Loop through the array of decoder GUIDs to find the ones that the decoder supports. For example, for an MPEG-2 decoder, you would look for DXVA2_ModeMPEG2_MOCOMP, DXVA2_ModeMPEG2_IDCT, or DXVA2_ModeMPEG2_VLD.
- When you find a candidate decoder device GUID, pass the GUID to the IDirectXVideoDecoderService::GetDecoderRenderTargets method. This method returns an array of render target formats, specified as D3DFORMAT values.
- Loop through the render target formats and look for a format supported by the decoder.
- Call IDirectXVideoDecoderService::GetDecoderConfigurations. Pass in the same decoder device GUID, along with a DXVA2_VideoDesc structure that describes the proposed output format. The method returns an array of DXVA2_ConfigPictureDecode structures. Each structure describes one possible configuration for the decoder device. Look for a configuration that the decoder supports.
- Store the render target format and configuration.
In the IMFTransform::GetOutputAvailableType method, return an uncompressed video format, based on the proposed render target format.
In the IMFTransform::SetOutputType method, check the media type against the render target format.
If the MFT cannot find a DXVA configuration (for example, if the graphics driver does not have the right capabilities), it should return the error code MF_E_UNSUPPORTED_D3D_TYPE from the SetInputType and SetOutputType methods. The topology loader will respond by sending the MFT_MESSAGE_SET_D3D_MANAGER message with the value NULL for the ulParam parameter. The MFT should release its pointer to the IDirect3DDeviceManager9 interface. The topology loader will then renegotiate the media type, and the MFT can use software decoding.

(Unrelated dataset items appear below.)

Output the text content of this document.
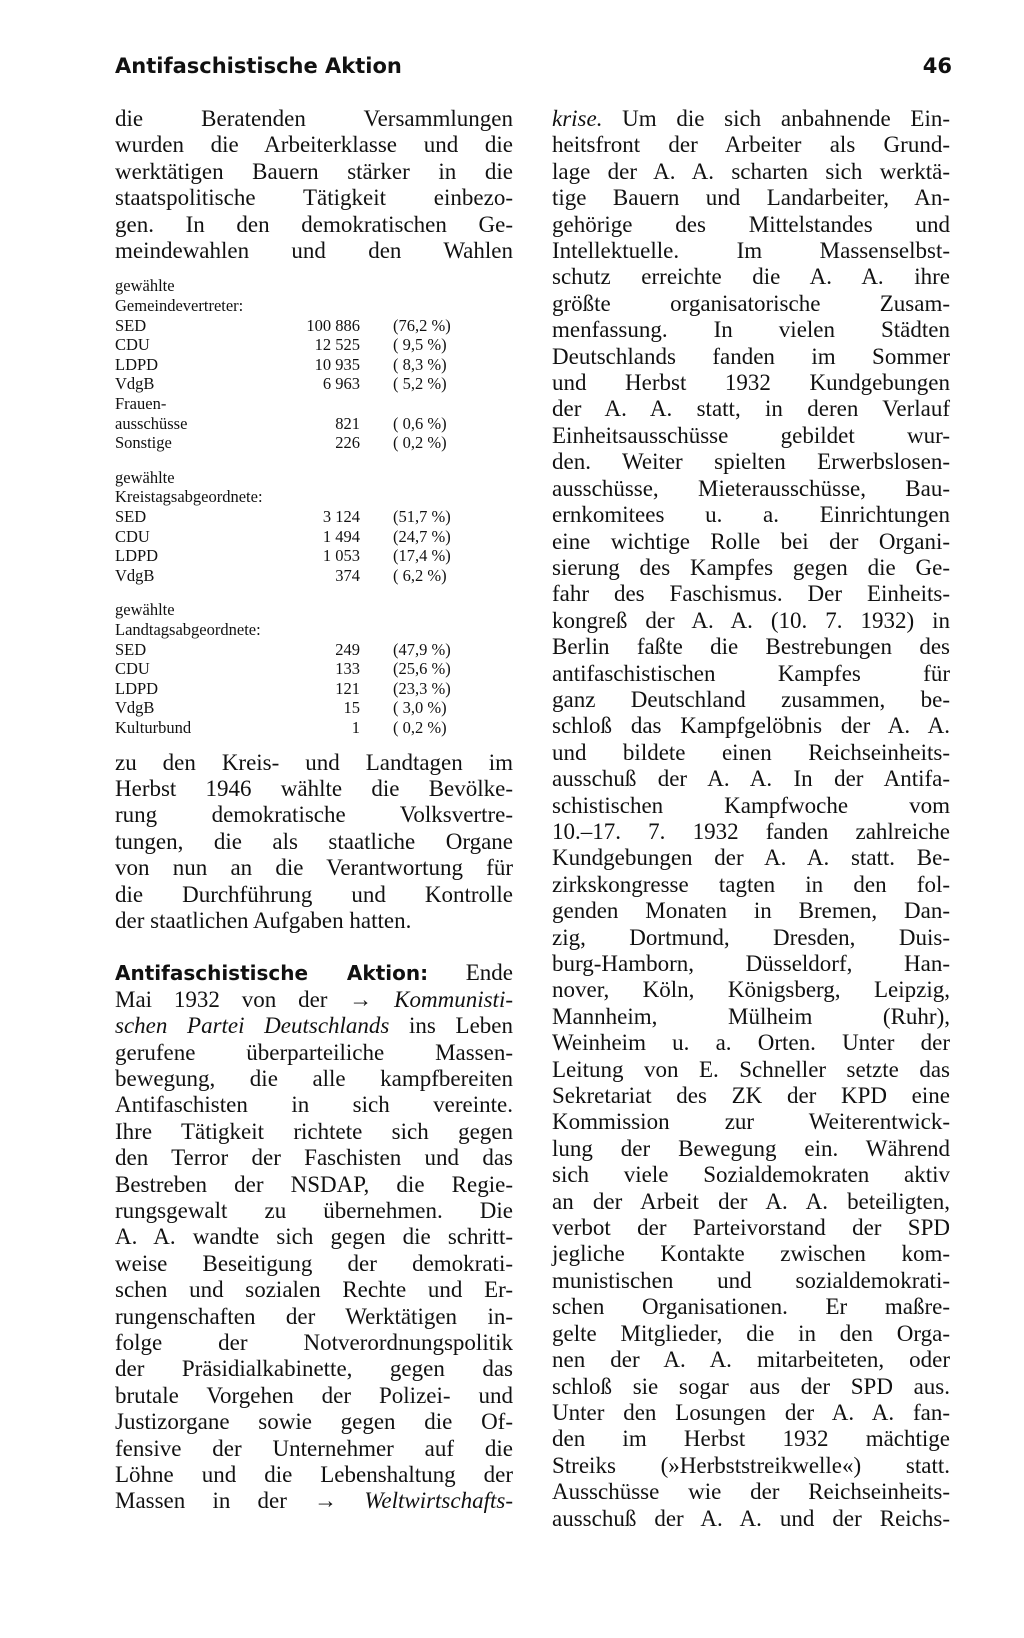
Antifaschistische Aktion	46
die Beratenden Versammlungen
wurden die Arbeiterklasse und die
werktätigen Bauern stärker in die
staatspolitische Tätigkeit einbezo-
gen. In den demokratischen Ge-
meindewahlen und den Wahlen
gewählte
Gemeindevertreter:
SED	100 886	(76,2 %)
CDU	12 525	( 9,5 %)
LDPD	10 935	( 8,3 %)
VdgB	6 963	( 5,2 %)
Frauen-
ausschüsse	821	( 0,6 %)
Sonstige	226	( 0,2 %)
gewählte
Kreistagsabgeordnete:
SED	3 124	(51,7 %)
CDU	1 494	(24,7 %)
LDPD	1 053	(17,4 %)
VdgB	374	( 6,2 %)
gewählte
Landtagsabgeordnete:
SED	249	(47,9 %)
CDU	133	(25,6 %)
LDPD	121	(23,3 %)
VdgB	15	( 3,0 %)
Kulturbund	1	( 0,2 %)
zu den Kreis- und Landtagen im
Herbst 1946 wählte die Bevölke-
rung demokratische Volksvertre-
tungen, die als staatliche Organe
von nun an die Verantwortung für
die Durchführung und Kontrolle
der staatlichen Aufgaben hatten.
Antifaschistische Aktion: Ende
Mai 1932 von der → Kommunisti-
schen Partei Deutschlands ins Leben
gerufene überparteiliche Massen-
bewegung, die alle kampfbereiten
Antifaschisten in sich vereinte.
Ihre Tätigkeit richtete sich gegen
den Terror der Faschisten und das
Bestreben der NSDAP, die Regie-
rungsgewalt zu übernehmen. Die
A. A. wandte sich gegen die schritt-
weise Beseitigung der demokrati-
schen und sozialen Rechte und Er-
rungenschaften der Werktätigen in-
folge der Notverordnungspolitik
der Präsidialkabinette, gegen das
brutale Vorgehen der Polizei- und
Justizorgane sowie gegen die Of-
fensive der Unternehmer auf die
Löhne und die Lebenshaltung der
Massen in der → Weltwirtschafts-
krise. Um die sich anbahnende Ein-
heitsfront der Arbeiter als Grund-
lage der A. A. scharten sich werktä-
tige Bauern und Landarbeiter, An-
gehörige des Mittelstandes und
Intellektuelle. Im Massenselbst-
schutz erreichte die A. A. ihre
größte organisatorische Zusam-
menfassung. In vielen Städten
Deutschlands fanden im Sommer
und Herbst 1932 Kundgebungen
der A. A. statt, in deren Verlauf
Einheitsausschüsse gebildet wur-
den. Weiter spielten Erwerbslosen-
ausschüsse, Mieterausschüsse, Bau-
ernkomitees u. a. Einrichtungen
eine wichtige Rolle bei der Organi-
sierung des Kampfes gegen die Ge-
fahr des Faschismus. Der Einheits-
kongreß der A. A. (10. 7. 1932) in
Berlin faßte die Bestrebungen des
antifaschistischen Kampfes für
ganz Deutschland zusammen, be-
schloß das Kampfgelöbnis der A. A.
und bildete einen Reichseinheits-
ausschuß der A. A. In der Antifa-
schistischen Kampfwoche vom
10.–17. 7. 1932 fanden zahlreiche
Kundgebungen der A. A. statt. Be-
zirkskongresse tagten in den fol-
genden Monaten in Bremen, Dan-
zig, Dortmund, Dresden, Duis-
burg-Hamborn, Düsseldorf, Han-
nover, Köln, Königsberg, Leipzig,
Mannheim, Mülheim (Ruhr),
Weinheim u. a. Orten. Unter der
Leitung von E. Schneller setzte das
Sekretariat des ZK der KPD eine
Kommission zur Weiterentwick-
lung der Bewegung ein. Während
sich viele Sozialdemokraten aktiv
an der Arbeit der A. A. beteiligten,
verbot der Parteivorstand der SPD
jegliche Kontakte zwischen kom-
munistischen und sozialdemokrati-
schen Organisationen. Er maßre-
gelte Mitglieder, die in den Orga-
nen der A. A. mitarbeiteten, oder
schloß sie sogar aus der SPD aus.
Unter den Losungen der A. A. fan-
den im Herbst 1932 mächtige
Streiks (»Herbststreikwelle«) statt.
Ausschüsse wie der Reichseinheits-
ausschuß der A. A. und der Reichs-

In DXVA 2.0, the decoder is responsible for allocating Direct3D surfaces to use as uncompressed video buffers. The decoder should allocate 3 surfaces for the EVR to use for deinterlacing. This number is fixed, because Media Foundation does not provide a way for the EVR to specify how many surfaces the graphics driver requires for deinterlacing. Three surfaces should be sufficient for any driver.
In the IMFTransform::GetOutputStreamInfo method, set the MFT_OUTPUT_STREAM_PROVIDES_SAMPLES flag in the MFT_OUTPUT_STREAM_INFO structure. This flag notifies the Media Session that the MFT allocates its own output samples.

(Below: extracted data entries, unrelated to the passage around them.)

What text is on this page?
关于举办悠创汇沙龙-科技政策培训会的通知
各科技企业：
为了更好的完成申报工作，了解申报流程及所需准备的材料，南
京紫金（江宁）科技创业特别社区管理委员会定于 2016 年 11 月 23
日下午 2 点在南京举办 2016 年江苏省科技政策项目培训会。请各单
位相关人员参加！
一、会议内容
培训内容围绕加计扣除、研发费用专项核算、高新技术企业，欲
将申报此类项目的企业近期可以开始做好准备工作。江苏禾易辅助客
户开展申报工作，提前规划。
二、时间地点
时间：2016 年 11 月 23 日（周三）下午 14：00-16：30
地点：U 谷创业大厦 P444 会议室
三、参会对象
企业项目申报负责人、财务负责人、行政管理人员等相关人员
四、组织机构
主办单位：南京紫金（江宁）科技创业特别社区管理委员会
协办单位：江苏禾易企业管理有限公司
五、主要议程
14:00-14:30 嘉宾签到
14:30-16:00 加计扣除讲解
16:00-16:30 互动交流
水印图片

To create the surfaces, call IDirectXVideoAccelerationService::CreateSurface. (The IDirectXVideoDecoderService interface inherits this method from IDirectXVideoAccelerationService.) You can do this in SetInputType, after finding the render target format.
Decoding should occur inside the IMFTransform::ProcessOutput method. On each frame, call IDirect3DDeviceManager9::TestDevice to test the device handle. If the device has changed, the method returns DXVA2_E_NEW_VIDEO_DEVICE. If this occurs, do the following:
- Close the device handle by calling IDirect3DDeviceManager9::CloseDeviceHandle.

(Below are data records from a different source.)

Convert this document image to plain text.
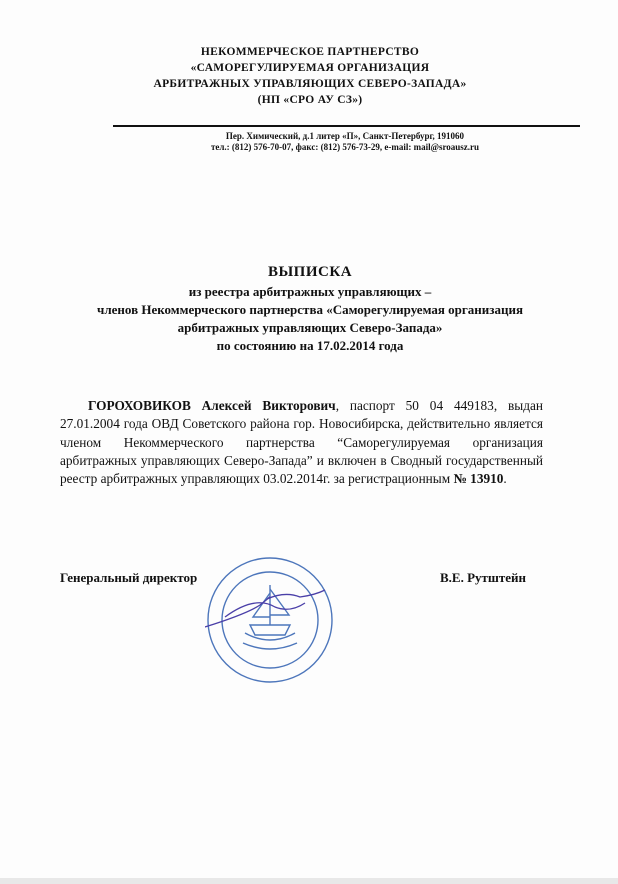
НЕКОММЕРЧЕСКОЕ ПАРТНЕРСТВО
«САМОРЕГУЛИРУЕМАЯ ОРГАНИЗАЦИЯ
АРБИТРАЖНЫХ УПРАВЛЯЮЩИХ СЕВЕРО-ЗАПАДА»
(НП «СРО АУ СЗ»)
Пер. Химический, д.1 литер «П», Санкт-Петербург, 191060
тел.: (812) 576-70-07, факс: (812) 576-73-29, e-mail: mail@sroausz.ru
ВЫПИСКА
из реестра арбитражных управляющих –
членов Некоммерческого партнерства «Саморегулируемая организация
арбитражных управляющих Северо-Запада»
по состоянию на 17.02.2014 года
ГОРОХОВИКОВ Алексей Викторович, паспорт 50 04 449183, выдан 27.01.2004 года ОВД Советского района гор. Новосибирска, действительно является членом Некоммерческого партнерства “Саморегулируемая организация арбитражных управляющих Северо-Запада” и включен в Сводный государственный реестр арбитражных управляющих 03.02.2014г. за регистрационным № 13910.
Генеральный директор	В.Е. Рутштейн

- Release the IDirectXVideoDecoderService and IDirectXVideoDecoder pointers.
- Open a new device handle.
- Negotiate a new decoder configuration, as described in "Finding a Decoder Configuration" earlier on this page.
- Create a new decoder device.
Assuming that the device handle is valid, the decoding process works as follows:
- Get an available surface that is not currently in use. (Initially all of the surfaces are available.)
- Query the media sample for the IMFTrackedSample interface.
- Call IMFTrackedSample::SetAllocator and provide a pointer to the IMFAsyncCallback interface, implemented by the decoder. When the video renderer releases the sample, the decoder's callback will be invoked.
- Call IDirectXVideoDecoder::BeginFrame.
- Do the following one or more times:
DXVA 2.0 uses the same data structures as DXVA 1.0 for decoding operations. For the original set of DXVA profiles (for H.261, H.263, and MPEG-2), these data structures are described in the DXVA 1.0 specification.
Within each pair of BeginFrame/Execute calls, you may call GetBuffer multiple times, but only once for each type of DXVA buffer. If you call it twice with the same buffer type, you will overwrite the data.
Use the callback from the SetAllocator method (step 3) to keep track of which samples are currently available and which are in use.